Protected by a Collateral Warranty?

The outcomes in the cases of Scottish Widows Services v Harmon/CRM Facades and Scottish Widows Services v Kershaw Mechanical Services are a wake up call that liability can be incurred in providing collateral warranties.

Scottish Widows Services were assigned the lease to Port of Hamilton, as well as the collateral warranties provided to the original Tenant by the contractor and architect for the development. The roof of the building was leaking so Scottish Widows Services sought damages from the contractor and architect, for issues/defects in a development they had leased.

Scottish Widows Services knew of the defects before they acquired its interest and as such were in a position where they didn’t have any obligation under the lease to repair these defects. They did however chose to carry out the repairs of the own volition. They then sought to recover, but where they entitled to?
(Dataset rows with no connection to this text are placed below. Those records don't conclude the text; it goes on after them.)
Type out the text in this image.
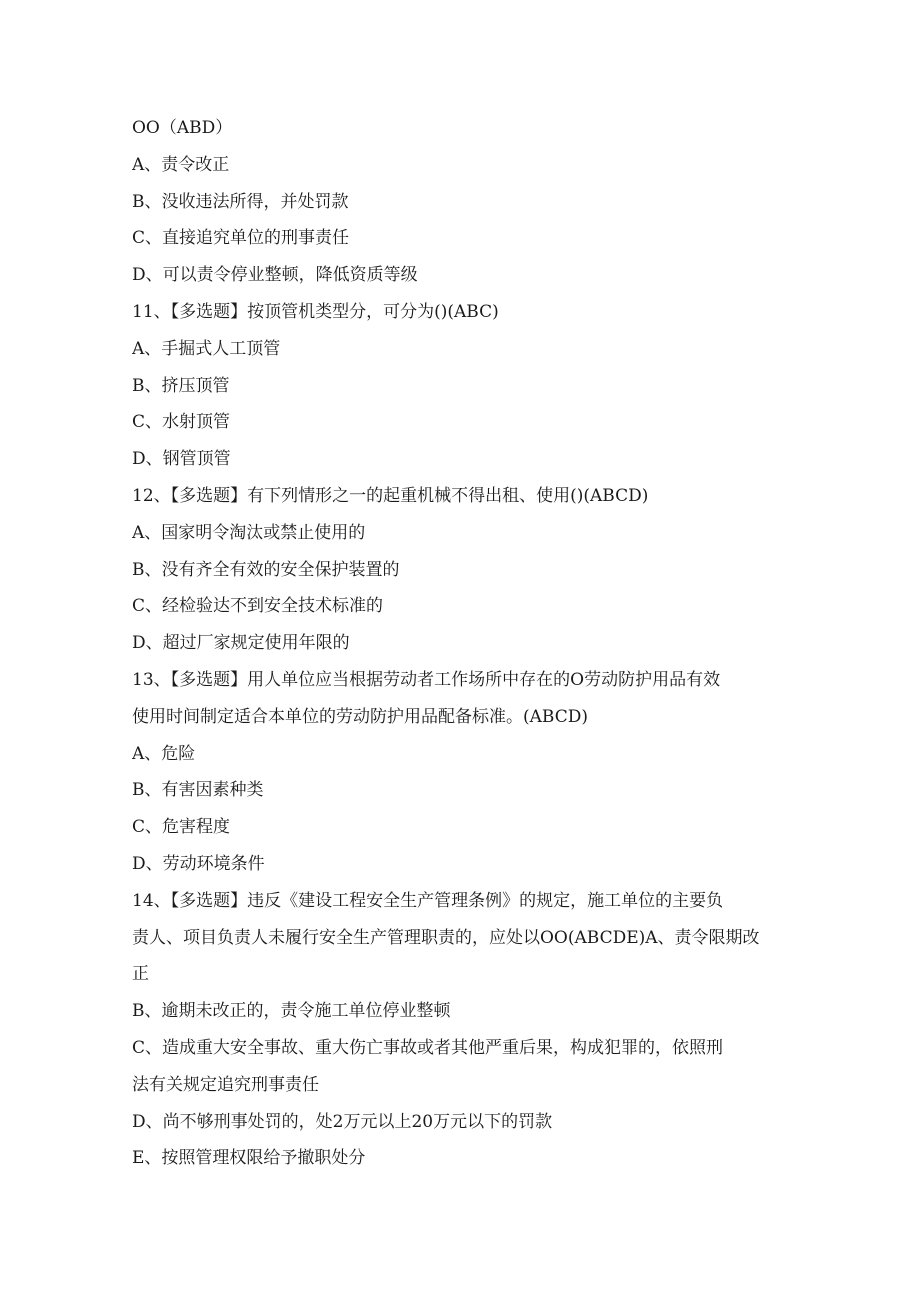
OO（ABD）

A、责令改正

B、没收违法所得，并处罚款

C、直接追究单位的刑事责任

D、可以责令停业整顿，降低资质等级

11、【多选题】按顶管机类型分，可分为()(ABC)

A、手掘式人工顶管

B、挤压顶管

C、水射顶管

D、钢管顶管

12、【多选题】有下列情形之一的起重机械不得出租、使用()(ABCD)

A、国家明令淘汰或禁止使用的

B、没有齐全有效的安全保护装置的

C、经检验达不到安全技术标准的

D、超过厂家规定使用年限的

13、【多选题】用人单位应当根据劳动者工作场所中存在的O劳动防护用品有效

使用时间制定适合本单位的劳动防护用品配备标准。(ABCD)

A、危险

B、有害因素种类

C、危害程度

D、劳动环境条件

14、【多选题】违反《建设工程安全生产管理条例》的规定，施工单位的主要负

责人、项目负责人未履行安全生产管理职责的，应处以OO(ABCDE)A、责令限期改

正

B、逾期未改正的，责令施工单位停业整顿

C、造成重大安全事故、重大伤亡事故或者其他严重后果，构成犯罪的，依照刑

法有关规定追究刑事责任

D、尚不够刑事处罚的，处2万元以上20万元以下的罚款

E、按照管理权限给予撤职处分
The contractor and architect argued that the losses where self-inflicted as Scottish Widows Services knew the position when they were entering into the lease. Scottish Widows Services then accepted the premises in the condition it was in at the start of the lease (including the defects). It was also argued that the repairs were done for Scottish Widows Services’ convenience and not as a legal obligation. These arguments did not carry any weight with the court as the breach of collateral warranty remained the dominant cause of loss.

Scottish Widows Services only had to prove that they incurred reasonable costs in fixing the defects, which were a result of the breach of the collateral warranty. A beneficiary of a collateral warranty is not normally party to the terms of the original contract or appointment, they are unlikely to have an existing or future relationship with the granters of the warranty, so they are likely to pursue any legal remedy robustly.